¿También hay racismo en el campo?

Blanco=limpio. Negro=cochino. Hace unos días, un comercial de Saga que expresaba esa idea generó una inmediata ola de críticas en el Perú, y también de solidaridad con la comunidad afroperuana. Varias instituciones sacaron comunicados, Saga retiró el anuncio, Indecopi evalúa multar a la empresa.

Lo que algunos llaman el poder de las redes sociales es en realidad el poder de ver y hablar del racismo como un fenómeno vivo. No siempre fue así. En el 2004, Marisol de la Cadena escribía en su libro «Indígenas mestizos» que una característica del racismo en el Perú era precisamente el silencio en el que reinaba. Ese silencio, recuerda ella, comenzó a quebrarse cuando los cholos y negros que no podían entrar a ciertas discotecas comenzaron a denunciar la segregación. No fue hace mucho, ¿recuerdan? Pero fue antes de Face y de Twitter.

Un detalle que no se debe pasar por alto es que esta denuncia y reacción, ya sea sobre las discotecas o sobre Saga, es sobre todo un fenómeno urbano. Personas de la ciudad que denuncian el racismo e instituciones que reaccionan a la denuncia.

¿Qué ocurre en el campo? Este video circula en las redes sociales.

 

Una multitud de ciudadanos indígenas en estado de shock intenta denunciar que el Estado autorizó la construcción de una carretera sobre sus terrenos. ¿Cuántos comunicados oficiales ha generado su sufrimiento? Su estado de desesperación es comparable al de quienes afrontan tragedias mucho más «mediáticas»: terremotos, tsunamis, guerras. En América Latina el sufrimiento rural es menos noticioso, más tolerable, aceptable, lógico, y hasta necesario.

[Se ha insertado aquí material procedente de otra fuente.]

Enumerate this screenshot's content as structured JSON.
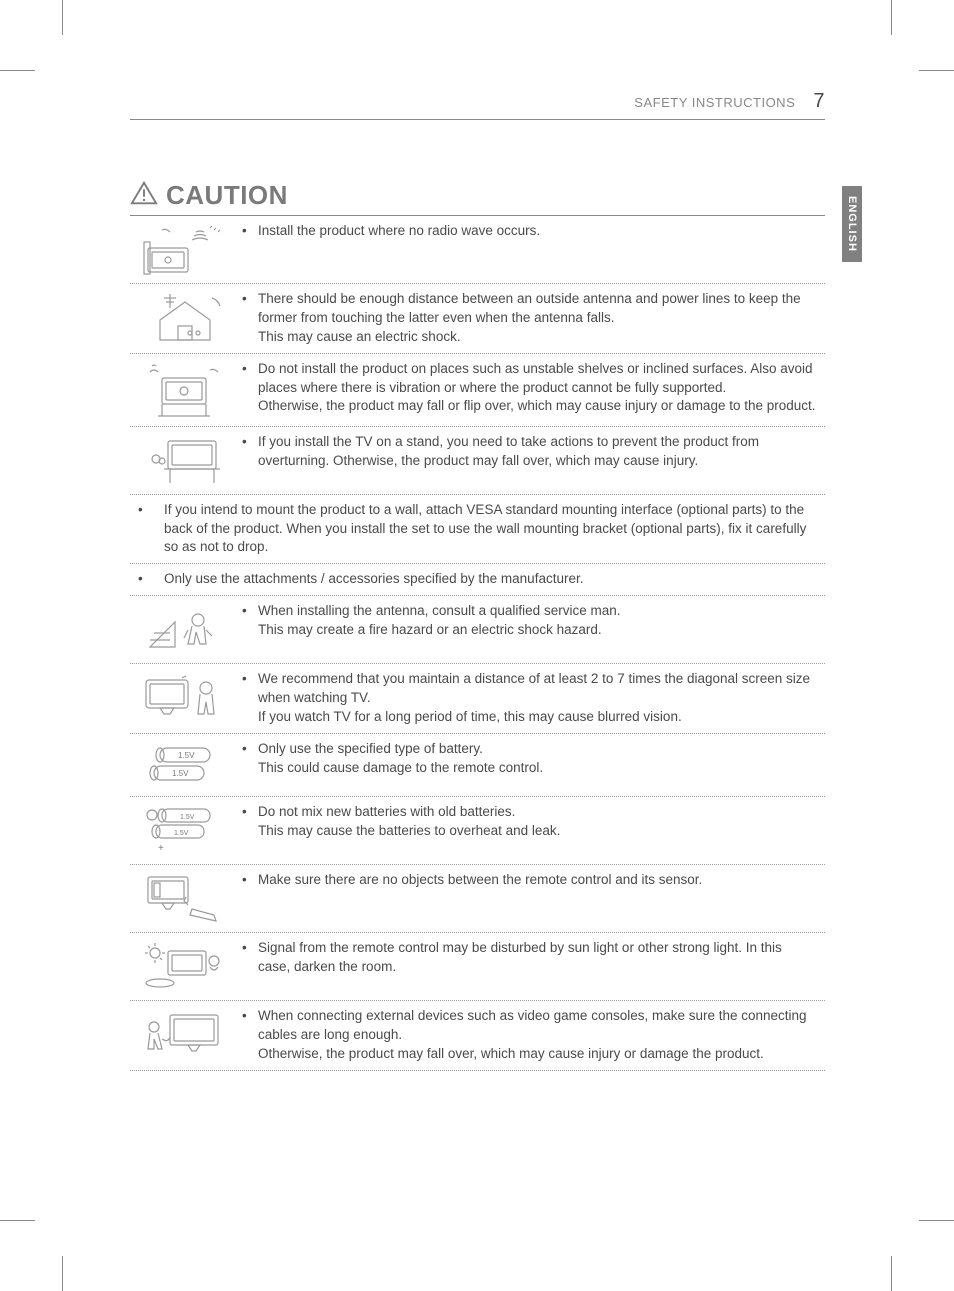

Algo está roto. Si nos preguntamos cuáles son las consecuencias de un sistema que privilegia lo blanco como superior, tenemos que atrevernos a pensar que la frialdad colectiva frente al sufrimiento indígena es producto del racismo. Ese racismo que, así como ubica lo blanco en la cúspide, nos lleva a creer que lo indígena es lo opuesto: lo bárbaro, lo salvaje, el pasado viviente. Los indígenas son gente no solo acostumbrada a llorar por nada sino que están contra el desarrollo. Ese es uno de los mitos racistas más brutales en un país cuya economía se basa, precisamente, en la explotación de los territorios donde viven esos ciudadanos.

Las ideas racistas son herramientas que permiten la expansión de este modelo extractivista. La denuncia del racismo tiene que atreverse a explorar los tabúes más profundos del sistema y formar cadenas de solidaridad que conecten las voces de la ciudad con las del campo. El racismo no es solo el insulto ni el estereotipo que salpica desde la televisión. Es uno de los pilares que sostienen la crisis contemporánea.

1 Comentario

  1. A T dice:

    Así es. Y no nos olvidemos que ese desarrollo o «progreso» de origen europeo está revelando cada vez más su carácter efímero y acabará con muchas de aquellas comodidades simbólico-materiales a las que las culturas occidental y occidentalizada se han acostumbrado, tanto en su versión urbana como campestre. En este caso, revelar el racismo es desterrar la violencia simbólica y material a partir de la cual se han erigido las naciones modernas de América. También es desterrar formas de vida social que pueden ayudar a este mundo en crisis pensar qué es lo que realmente necesita hacer la humanidad para llegar al siguiente siglo, que no será por medio del «desarrollo» y la represión de miradas cuyo acervo cultural contiene como mínimo algunas de las claves fundamentales.